On 6 June 2022, the national Model WHS Laws were amended to consider a wide range of matters.
Why were these changes made?
The new changes are part of the recommendations from Marie Boland’s independent review of the laws in 2018.
Marie Boland is the former Executive Director of SafeWork SA and was appointed by Safe Work Australia to conduct the first independent review of the model Work Health and Safety laws.
Reviews are scheduled every five years from when the last of the seven conforming jurisdictions implemented the model WHS laws (South Australia and Tasmania implemented on 1 January 2013).
You can read the Boland Report here.
Ms Boland noted:
” …there is a widespread view that psychological health is neglected in the model WHS Regulations and Codes. Many PCBUs told me that they are uncertain about how to best address psychological health in the workplace, and the feedback from small businesses in particular was that they wanted more prescription and practical guidance to help them identify and manage psychosocial risks and hazards.”
What are the key changes in 2022?
Our friends ta Workplace Law have summarised the changes below.

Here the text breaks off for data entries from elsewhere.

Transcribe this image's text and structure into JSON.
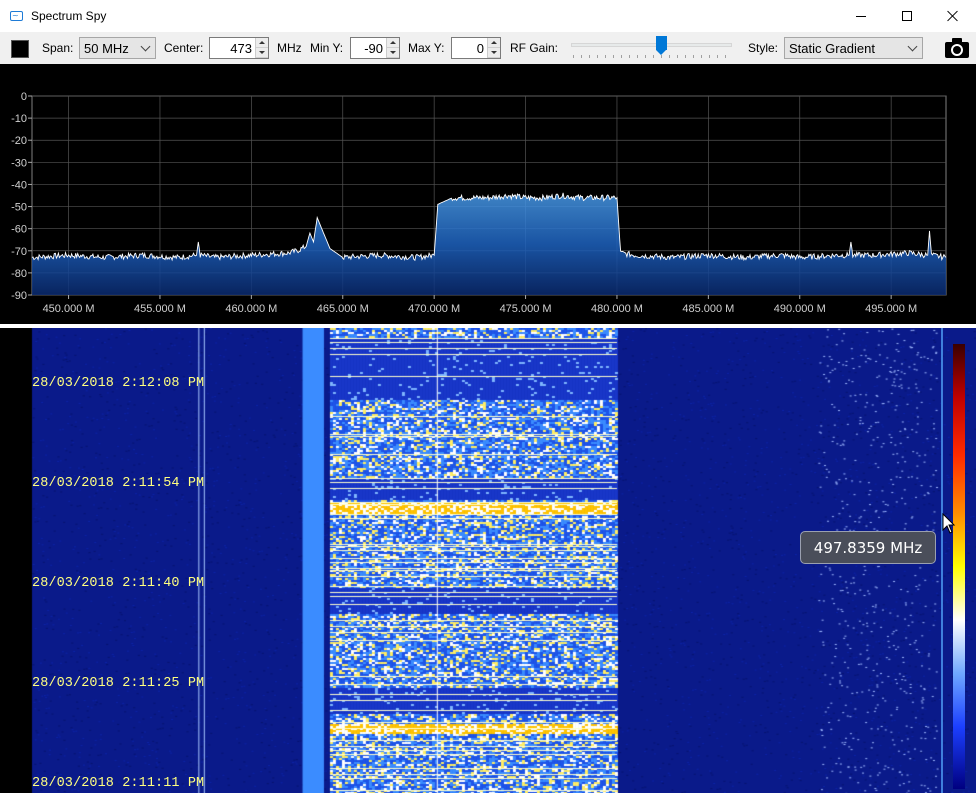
{
  "window": {
    "title": "Spectrum Spy",
    "icon": "spectrum-app-icon"
  },
  "toolbar": {
    "span_label": "Span:",
    "span_value": "50 MHz",
    "center_label": "Center:",
    "center_value": "473",
    "center_unit": "MHz",
    "min_y_label": "Min Y:",
    "min_y_value": "-90",
    "max_y_label": "Max Y:",
    "max_y_value": "0",
    "rf_gain_label": "RF Gain:",
    "rf_gain_level": 0.56,
    "style_label": "Style:",
    "style_value": "Static Gradient",
    "camera_icon": "camera-icon",
    "trace_color": "#000000"
  },
  "chart_data": {
    "type": "line",
    "title": "",
    "xlabel": "",
    "ylabel": "",
    "xlim": [
      448.0,
      498.0
    ],
    "ylim": [
      -90,
      0
    ],
    "grid": true,
    "x_ticks": [
      450,
      455,
      460,
      465,
      470,
      475,
      480,
      485,
      490,
      495
    ],
    "x_tick_labels": [
      "450.000 M",
      "455.000 M",
      "460.000 M",
      "465.000 M",
      "470.000 M",
      "475.000 M",
      "480.000 M",
      "485.000 M",
      "490.000 M",
      "495.000 M"
    ],
    "y_ticks": [
      0,
      -10,
      -20,
      -30,
      -40,
      -50,
      -60,
      -70,
      -80,
      -90
    ],
    "y_tick_labels": [
      "0",
      "-10",
      "-20",
      "-30",
      "-40",
      "-50",
      "-60",
      "-70",
      "-80",
      "-90"
    ],
    "series": [
      {
        "x": [
          448.0,
          450.0,
          452.0,
          454.0,
          456.0,
          457.0,
          457.1,
          457.2,
          458.0,
          460.0,
          462.0,
          462.5,
          463.0,
          463.2,
          463.4,
          463.6,
          464.0,
          464.3,
          465.0,
          467.0,
          469.0,
          470.0,
          470.2,
          471.0,
          472.0,
          473.0,
          474.0,
          475.0,
          476.0,
          477.0,
          478.0,
          479.0,
          480.0,
          480.2,
          481.0,
          483.0,
          485.0,
          487.0,
          489.0,
          490.0,
          492.0,
          492.7,
          492.8,
          492.9,
          494.0,
          496.0,
          497.0,
          497.1,
          497.2,
          498.0
        ],
        "y": [
          -73,
          -72,
          -73,
          -72,
          -73,
          -72,
          -66,
          -72,
          -73,
          -72,
          -71,
          -70,
          -68,
          -62,
          -66,
          -55,
          -63,
          -69,
          -73,
          -72,
          -73,
          -72,
          -49,
          -46,
          -46,
          -46,
          -45,
          -46,
          -46,
          -45,
          -46,
          -46,
          -46,
          -71,
          -72,
          -73,
          -72,
          -73,
          -72,
          -73,
          -72,
          -72,
          -66,
          -72,
          -72,
          -71,
          -72,
          -61,
          -72,
          -73
        ]
      }
    ],
    "fill": "#1e63c0",
    "trace": "#ffffff"
  },
  "waterfall": {
    "timestamps": [
      "28/03/2018 2:12:08 PM",
      "28/03/2018 2:11:54 PM",
      "28/03/2018 2:11:40 PM",
      "28/03/2018 2:11:25 PM",
      "28/03/2018 2:11:11 PM"
    ],
    "tooltip": "497.8359 MHz"
  }
}
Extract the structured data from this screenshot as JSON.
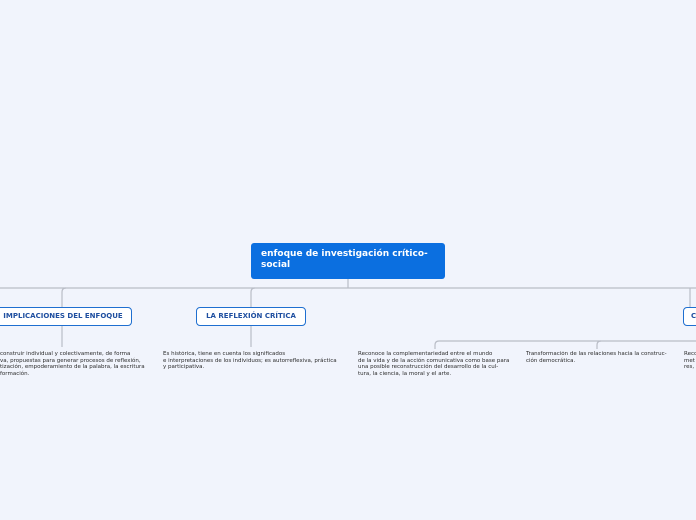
{
  "central_topic": "enfoque de investigación crítico-social",
  "branches": [
    {
      "label": "IMPLICACIONES DEL ENFOQUE",
      "note": "construir individual y colectivamente, de forma\nva, propuestas para generar procesos de reflexión,\ntización, empoderamiento de la palabra, la escritura\nformación."
    },
    {
      "label": "LA REFLEXIÓN CRÍTICA",
      "note": "Es histórica, tiene en cuenta los significados\ne interpretaciones de los individuos; es autorreflexiva, práctica\ny participativa."
    },
    {
      "label": "C",
      "subnotes": [
        "Reconoce la complementariedad entre el mundo\nde la vida y de la acción comunicativa como base para\nuna posible reconstrucción del desarrollo de la cul-\ntura, la ciencia, la moral y el arte.",
        "Transformación de las relaciones hacia la construc-\nción democrática.",
        "Reco\nmet\nres,"
      ]
    }
  ],
  "colors": {
    "background": "#f1f4fc",
    "central": "#0b6fe0",
    "topic_border": "#1f6fd0",
    "topic_text": "#1f4fa0",
    "connector": "#b9bdc6"
  }
}
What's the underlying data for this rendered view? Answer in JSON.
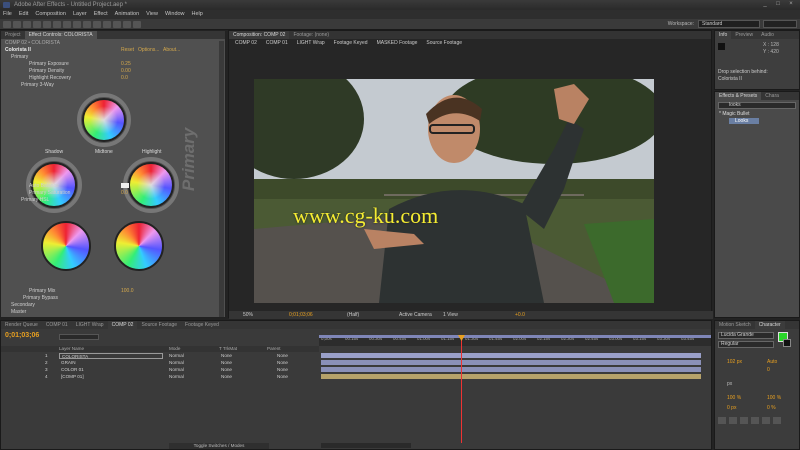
{
  "titlebar": {
    "title": "Adobe After Effects - Untitled Project.aep *"
  },
  "window_buttons": [
    "_",
    "□",
    "×"
  ],
  "menu": [
    "File",
    "Edit",
    "Composition",
    "Layer",
    "Effect",
    "Animation",
    "View",
    "Window",
    "Help"
  ],
  "workspace": {
    "label": "Workspace:",
    "value": "Standard"
  },
  "left_panel": {
    "tabs": [
      "Project",
      "Effect Controls: COLORISTA"
    ],
    "breadcrumb": "COMP 02 • COLORISTA",
    "effect_name": "Colorista II",
    "effect_links": [
      "Reset",
      "Options...",
      "About..."
    ],
    "primary": "Primary",
    "rows": [
      {
        "label": "Primary Exposure",
        "value": "0.25"
      },
      {
        "label": "Primary Density",
        "value": "0.00"
      },
      {
        "label": "Highlight Recovery",
        "value": "0.0"
      }
    ],
    "three_way": "Primary 3-Way",
    "shadow": "Shadow",
    "midtone": "Midtone",
    "highlight": "Highlight",
    "vertical_label": "Primary",
    "auto_balance": "Auto Balance",
    "saturation": {
      "label": "Primary Saturation",
      "value": "0.0"
    },
    "hsl": "Primary HSL",
    "mix": {
      "label": "Primary Mix",
      "value": "100.0"
    },
    "bypass": "Primary Bypass",
    "secondary": "Secondary",
    "master": "Master"
  },
  "comp_panel": {
    "tabs": [
      "Composition: COMP 02",
      "Footage: (none)"
    ],
    "flowchart": [
      "COMP 02",
      "COMP 01",
      "LIGHT Wrap",
      "Footage Keyed",
      "MASKED Footage",
      "Source Footage"
    ],
    "watermark": "www.cg-ku.com",
    "bottom": {
      "zoom": "50%",
      "time": "0;01;03;06",
      "res": "(Half)",
      "camera": "Active Camera",
      "view": "1 View",
      "exposure": "+0.0"
    }
  },
  "info_panel": {
    "tabs": [
      "Info",
      "Preview",
      "Audio"
    ],
    "x": "X : 128",
    "y": "Y : 420",
    "drop_text": "Drop selection behind:",
    "drop_target": "Colorista II"
  },
  "fx_panel": {
    "tabs": [
      "Effects & Presets",
      "Chara"
    ],
    "search": "looks",
    "category": "* Magic Bullet",
    "item": "Looks"
  },
  "timeline": {
    "tabs": [
      "Render Queue",
      "COMP 01",
      "LIGHT Wrap",
      "COMP 02",
      "Source Footage",
      "Footage Keyed"
    ],
    "timecode": "0;01;03;06",
    "col_headers": [
      "Layer Name",
      "Mode",
      "T TrkMat",
      "Parent"
    ],
    "layers": [
      {
        "num": "1",
        "name": "COLORISTA",
        "mode": "Normal",
        "trk": "None",
        "parent": "None"
      },
      {
        "num": "2",
        "name": "GRAIN",
        "mode": "Normal",
        "trk": "None",
        "parent": "None"
      },
      {
        "num": "3",
        "name": "COLOR 01",
        "mode": "Normal",
        "trk": "None",
        "parent": "None"
      },
      {
        "num": "4",
        "name": "[COMP 01]",
        "mode": "Normal",
        "trk": "None",
        "parent": "None"
      }
    ],
    "ruler": [
      "0;00s",
      "00:15s",
      "00:30s",
      "00:45s",
      "01:00s",
      "01:15s",
      "01:30s",
      "01:45s",
      "02:00s",
      "02:15s",
      "02:30s",
      "02:45s",
      "03:00s",
      "03:15s",
      "03:30s",
      "03:45s"
    ],
    "toggle": "Toggle Switches / Modes"
  },
  "char_panel": {
    "tabs": [
      "Motion Sketch",
      "Character"
    ],
    "font": "Lucida Grande",
    "style": "Regular",
    "size": "102 px",
    "leading": "Auto",
    "tracking": "0",
    "px_label": "px",
    "scale_v": "100 %",
    "scale_h": "100 %",
    "baseline": "0 px",
    "tsume": "0 %"
  },
  "colors": {
    "accent_orange": "#e8a020",
    "green_swatch": "#2ad62a"
  }
}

The amendments are as follows:
- Providing a definition of psychosocial hazards and clarifying duties in relation to psychosocial risks in the model WHS Regulations;
- Clarifying the definition of work group to provide that work groups are negotiated and agreed between the person conducting a business and undertaking (PCBU) and workers proposed to form the work group and their representatives;
- Clarifying that a health and safety representative (HSR) has an entitlement to choose an approved HSR course of their choice;
- Removing the requirement for a WHS permit holder to provide at least 24-hour notice of their proposed entry and suspected contravention. A WHS permit holder must now provide notice of their proposed entry and suspected contravention as soon as practicable after entering the workplace;
- Aligning how certain notices were issued and served to be consistent with other sections of the model WHS Act;
- Providing inspectors with the ability to require the production of documents and answer questions within 30 days of entry into a workplace;
- Clarifying the power of the WHS regulator to obtain information of potential WHS law breaches in different jurisdictions;
- Providing regulators with the power to share or disclose information across jurisdictions;
- Amending the Category 1 Offence to be one of “gross negligence and reckless conduct” rather than recklessness alone;
- Extending the time in which persons can request that the regulator commence a prosecution where it is believed that a Category 1 or Category 2 offence has been committed;
- Requiring the WHS regulator to provide investigation updates every three months until the completion of the investigation;
- Prohibiting persons from entering into, providing or taking the benefit of insurance contracts or other arrangements which provides indemnity from liability for a WHS monetary penalty or to cover the costs of a WHS fine or penalty;
- Introducing new recordkeeping requirements for amusement devices and passenger ropeways in the model WHS Regulations; and
- Providing clarity in the model WHS Regulations about when there is the obligation to comply with Standards
How will these amendments be adopted?
Adoption and implementation are up to each state and territory. Victoria follow their own OHS Act but will look to follow the recommendations in the Boland Report, particularly those about psychosocial risks.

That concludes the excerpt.